保留稀疏矩阵中所有列的前N个和后N个记录,并将所有其他非零元素设置为零

时间:2017-01-22 00:37:17

标签: r

我有一个大的稀疏矩阵,并希望保留所有列的前N个和后N个记录(对于此示例N = 2)并用零替换所有其他非零元素。我所遵循的当前方法是,通过生成原始矩阵的秩矩阵,然后使用它来保留前N个和后N个元素。

此示例的问题是,所有列中非零元素的总数不唯一。

以下是可重现的代码。

TestMatrix = Matrix(c(0,100,12,0,11,1,2,3,4,5,0,31,29,0,28,69,61,0,72,27,0,0,0,0,5,19,0,0,17,33),6,sparse = TRUE)
n <- diff(TestMatrix@p)  ## number of non-zeros per column
lst <- split(TestMatrix@x, rep.int(1:ncol(TestMatrix), n))  ## columns to list
r <- unlist(lapply(lapply(lst,function(x) x * -1), rank))   ## column-wise ranking and result collapsing
RankMatrix <- TestMatrix  ## copy sparse matrix
RankMatrix@x <- r  ## replace non-zero elements with rank
#Once the rank matrix is obtained I use something like

TestMatrix[(RankMatrix <= 1) | (RankMatrix > 3)] = 0 #This particular snippet is just trying to show what I want to achieve. 

1 个答案:

答案 0 :(得分:1)

以下是我的解决方案。我只是想知道它是否可以在处理大型稀疏矩阵时进行优化。

TestMatrix = Matrix(c(0.80,0.9,0.6,0,0,0.3,0.5,
         0,0,0.3,0,0,0,0,
         0.4,0.5,0.6,0,0,0.1,0,
         0,0,0,0,0,0,0,
         0.3,0.4,0.5,0.2,0.1,0.7,0.8,
         0.6,0.7,0.5,0.8,0,0,0),7,sparse = TRUE)

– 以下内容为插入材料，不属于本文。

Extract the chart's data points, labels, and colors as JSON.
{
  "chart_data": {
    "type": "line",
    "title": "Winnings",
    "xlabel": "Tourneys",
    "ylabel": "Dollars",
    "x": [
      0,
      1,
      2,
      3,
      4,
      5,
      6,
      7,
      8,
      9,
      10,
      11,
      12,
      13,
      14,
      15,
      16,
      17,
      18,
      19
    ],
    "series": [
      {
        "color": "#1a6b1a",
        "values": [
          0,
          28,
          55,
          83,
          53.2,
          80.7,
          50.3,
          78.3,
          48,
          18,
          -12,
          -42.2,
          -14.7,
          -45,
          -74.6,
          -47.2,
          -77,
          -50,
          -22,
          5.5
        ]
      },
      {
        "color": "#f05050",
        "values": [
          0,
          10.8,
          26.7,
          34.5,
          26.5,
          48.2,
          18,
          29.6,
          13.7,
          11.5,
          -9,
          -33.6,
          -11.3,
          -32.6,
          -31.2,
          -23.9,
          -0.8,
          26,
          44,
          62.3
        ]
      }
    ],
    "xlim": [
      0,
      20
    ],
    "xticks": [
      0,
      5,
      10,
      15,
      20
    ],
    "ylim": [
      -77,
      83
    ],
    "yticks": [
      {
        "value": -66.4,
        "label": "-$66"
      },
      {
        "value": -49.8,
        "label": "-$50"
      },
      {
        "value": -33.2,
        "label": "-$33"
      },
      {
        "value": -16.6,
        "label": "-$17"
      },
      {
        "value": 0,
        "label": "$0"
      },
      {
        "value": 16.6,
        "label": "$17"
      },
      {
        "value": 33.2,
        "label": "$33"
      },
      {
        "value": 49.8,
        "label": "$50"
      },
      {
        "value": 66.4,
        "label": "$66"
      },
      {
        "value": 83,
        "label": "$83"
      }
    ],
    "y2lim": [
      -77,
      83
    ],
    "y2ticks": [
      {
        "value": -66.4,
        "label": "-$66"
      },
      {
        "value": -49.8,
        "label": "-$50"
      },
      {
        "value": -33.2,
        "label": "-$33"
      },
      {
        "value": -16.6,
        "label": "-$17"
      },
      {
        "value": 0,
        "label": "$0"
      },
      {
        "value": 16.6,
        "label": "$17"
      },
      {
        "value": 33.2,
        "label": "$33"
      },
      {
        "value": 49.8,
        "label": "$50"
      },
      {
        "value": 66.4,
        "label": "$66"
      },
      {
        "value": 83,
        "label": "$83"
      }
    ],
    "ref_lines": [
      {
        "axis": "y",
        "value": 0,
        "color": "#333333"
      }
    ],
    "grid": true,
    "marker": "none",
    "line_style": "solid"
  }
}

n <- diff(TestMatrix@p)  ## number of non-zeros per column
lst <- split(TestMatrix@x, rep.int(1:ncol(TestMatrix), n))  ## columns to list
r <- unlist(lapply(lapply(lst,function(x) x * -1), rank))  ## column-wise ranking and result collapsing
RankMatrix <- TestMatrix  ## copy sparse matrix
RankMatrix@x <- r  ## replace non-zero elements with rank

#TestMatrix
#7 x 6 sparse Matrix of class "dgCMatrix"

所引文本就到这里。